What I Haven't Said

Well...much like I don't introduce my future break-ups to people in my life, I do not discuss the dynamics of my dates until after they've gone down the crapper.


For nearly a month I was doing the pre-dating tango with a guy. Not shagging, but just talking. It was nice, novel, and sweet. Then, then one night I had the infamous butterfly on my face. After a month of shameless flirting, he saw the rash and asked "What's on your face?" Me: "A Lupus rash." He asked what that is, and I told him an autoimmune disease that in laymen's terms means my body thinks I'm allergic to me. I chuckled and reminded him that he can't catch it. That was right before Halloween. What did he do?


He slinkered away, just like they always do.


After all of these years you'd think I'd be used to it. You'd think I'd have an invincible thick skin. For the most part I do, but that doesn't mean it doesn't still piss me off. Sigh.

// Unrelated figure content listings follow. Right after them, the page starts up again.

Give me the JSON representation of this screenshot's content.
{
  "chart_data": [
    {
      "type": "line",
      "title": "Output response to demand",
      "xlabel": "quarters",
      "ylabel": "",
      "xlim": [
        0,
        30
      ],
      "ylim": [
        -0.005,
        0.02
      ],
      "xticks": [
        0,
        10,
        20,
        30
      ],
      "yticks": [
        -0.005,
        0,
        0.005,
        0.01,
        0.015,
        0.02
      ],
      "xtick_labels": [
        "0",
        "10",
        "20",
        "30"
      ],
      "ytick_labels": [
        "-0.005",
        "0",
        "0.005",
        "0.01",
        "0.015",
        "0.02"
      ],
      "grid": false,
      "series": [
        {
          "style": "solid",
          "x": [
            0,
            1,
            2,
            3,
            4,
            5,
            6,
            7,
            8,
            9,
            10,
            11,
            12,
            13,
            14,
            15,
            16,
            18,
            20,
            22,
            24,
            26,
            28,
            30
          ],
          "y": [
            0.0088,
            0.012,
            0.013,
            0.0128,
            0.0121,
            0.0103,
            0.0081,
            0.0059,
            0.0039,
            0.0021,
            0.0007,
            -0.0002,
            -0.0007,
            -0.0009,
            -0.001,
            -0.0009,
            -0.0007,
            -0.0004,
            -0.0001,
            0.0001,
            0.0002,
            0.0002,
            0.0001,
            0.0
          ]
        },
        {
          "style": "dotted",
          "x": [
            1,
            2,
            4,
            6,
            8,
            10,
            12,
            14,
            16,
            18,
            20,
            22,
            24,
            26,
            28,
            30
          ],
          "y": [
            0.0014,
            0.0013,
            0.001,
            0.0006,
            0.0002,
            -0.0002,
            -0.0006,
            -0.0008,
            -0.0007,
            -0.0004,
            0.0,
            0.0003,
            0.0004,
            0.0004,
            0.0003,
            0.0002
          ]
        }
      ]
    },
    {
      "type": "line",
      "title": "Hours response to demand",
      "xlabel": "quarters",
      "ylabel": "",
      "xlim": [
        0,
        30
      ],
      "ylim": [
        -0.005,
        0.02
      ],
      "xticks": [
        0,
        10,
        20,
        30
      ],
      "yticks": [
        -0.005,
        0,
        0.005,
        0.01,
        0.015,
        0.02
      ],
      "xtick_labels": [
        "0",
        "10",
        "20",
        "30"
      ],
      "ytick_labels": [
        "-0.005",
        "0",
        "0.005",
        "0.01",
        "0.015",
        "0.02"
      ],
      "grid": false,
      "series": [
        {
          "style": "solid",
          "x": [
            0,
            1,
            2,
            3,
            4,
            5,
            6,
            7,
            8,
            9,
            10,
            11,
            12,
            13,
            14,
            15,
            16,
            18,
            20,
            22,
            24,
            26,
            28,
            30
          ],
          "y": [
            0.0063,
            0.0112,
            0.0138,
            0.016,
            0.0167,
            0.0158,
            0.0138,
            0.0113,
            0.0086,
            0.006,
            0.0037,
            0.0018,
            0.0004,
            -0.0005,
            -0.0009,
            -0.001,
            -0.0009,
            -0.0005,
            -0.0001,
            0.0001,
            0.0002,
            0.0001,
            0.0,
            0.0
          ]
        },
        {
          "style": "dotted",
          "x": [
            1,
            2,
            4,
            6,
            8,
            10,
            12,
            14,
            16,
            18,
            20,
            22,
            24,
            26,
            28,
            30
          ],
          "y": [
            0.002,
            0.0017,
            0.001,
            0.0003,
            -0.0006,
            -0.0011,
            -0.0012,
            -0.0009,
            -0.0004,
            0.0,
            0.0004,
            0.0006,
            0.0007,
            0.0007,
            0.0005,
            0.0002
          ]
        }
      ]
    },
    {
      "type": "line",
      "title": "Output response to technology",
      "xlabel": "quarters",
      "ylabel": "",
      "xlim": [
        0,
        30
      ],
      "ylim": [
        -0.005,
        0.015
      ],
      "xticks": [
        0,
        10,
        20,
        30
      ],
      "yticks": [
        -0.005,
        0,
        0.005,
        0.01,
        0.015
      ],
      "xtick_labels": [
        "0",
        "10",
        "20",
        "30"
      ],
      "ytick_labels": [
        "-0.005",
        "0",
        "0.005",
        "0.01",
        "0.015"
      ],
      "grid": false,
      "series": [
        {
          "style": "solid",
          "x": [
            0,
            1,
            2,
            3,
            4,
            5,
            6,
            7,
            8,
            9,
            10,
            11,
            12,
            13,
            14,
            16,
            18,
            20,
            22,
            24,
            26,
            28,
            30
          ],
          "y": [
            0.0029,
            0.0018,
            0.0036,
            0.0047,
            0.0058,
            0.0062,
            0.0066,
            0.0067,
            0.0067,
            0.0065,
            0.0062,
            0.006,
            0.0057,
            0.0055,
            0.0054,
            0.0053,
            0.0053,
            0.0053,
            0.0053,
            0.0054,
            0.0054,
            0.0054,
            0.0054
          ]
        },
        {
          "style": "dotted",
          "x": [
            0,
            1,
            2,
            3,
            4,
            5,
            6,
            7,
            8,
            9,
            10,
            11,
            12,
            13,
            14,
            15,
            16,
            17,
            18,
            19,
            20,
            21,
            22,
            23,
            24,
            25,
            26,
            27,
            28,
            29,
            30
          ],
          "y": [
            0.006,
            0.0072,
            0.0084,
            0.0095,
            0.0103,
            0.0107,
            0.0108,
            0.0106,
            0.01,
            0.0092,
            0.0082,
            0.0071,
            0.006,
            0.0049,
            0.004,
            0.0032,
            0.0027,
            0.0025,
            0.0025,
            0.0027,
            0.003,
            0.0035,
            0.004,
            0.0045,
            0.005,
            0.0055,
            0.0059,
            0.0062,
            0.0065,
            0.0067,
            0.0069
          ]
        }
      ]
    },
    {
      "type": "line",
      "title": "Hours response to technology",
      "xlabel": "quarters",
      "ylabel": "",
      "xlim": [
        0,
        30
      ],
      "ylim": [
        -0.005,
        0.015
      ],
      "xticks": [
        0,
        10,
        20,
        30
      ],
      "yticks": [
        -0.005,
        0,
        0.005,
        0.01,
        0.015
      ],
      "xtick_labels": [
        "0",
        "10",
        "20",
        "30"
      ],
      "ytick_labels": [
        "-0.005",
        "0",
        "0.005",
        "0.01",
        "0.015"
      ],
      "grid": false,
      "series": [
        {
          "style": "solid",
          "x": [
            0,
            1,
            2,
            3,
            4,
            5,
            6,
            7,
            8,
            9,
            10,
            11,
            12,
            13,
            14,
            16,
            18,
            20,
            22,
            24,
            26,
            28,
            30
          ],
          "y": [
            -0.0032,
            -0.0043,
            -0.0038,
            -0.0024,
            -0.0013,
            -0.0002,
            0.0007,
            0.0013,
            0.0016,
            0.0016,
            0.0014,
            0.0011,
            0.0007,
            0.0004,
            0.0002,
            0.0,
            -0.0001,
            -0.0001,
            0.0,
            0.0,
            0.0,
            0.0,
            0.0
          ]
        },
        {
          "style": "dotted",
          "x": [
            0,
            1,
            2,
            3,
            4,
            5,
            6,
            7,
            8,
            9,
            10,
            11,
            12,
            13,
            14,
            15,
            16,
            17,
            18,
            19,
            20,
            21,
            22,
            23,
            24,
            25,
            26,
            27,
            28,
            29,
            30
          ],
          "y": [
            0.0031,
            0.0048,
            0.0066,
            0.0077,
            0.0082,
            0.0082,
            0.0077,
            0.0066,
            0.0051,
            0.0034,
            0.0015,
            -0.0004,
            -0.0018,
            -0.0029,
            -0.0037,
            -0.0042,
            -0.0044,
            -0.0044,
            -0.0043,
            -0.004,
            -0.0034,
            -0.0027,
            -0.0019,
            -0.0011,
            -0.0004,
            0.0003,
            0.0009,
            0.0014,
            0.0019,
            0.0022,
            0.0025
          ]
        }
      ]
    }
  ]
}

Another one bites the dust, and once again the halls of my dating life are pretty thin.


One day I'll land a full line hire and get a dog. They never slinker away, unless they've peed on your trainers. But for Lupus...naw they stay even closer when they know you hurt, ache, and can barely breathe. Until then, I blog in the night and borrow my roommate's Golden Retriever. She's all mush, by the way.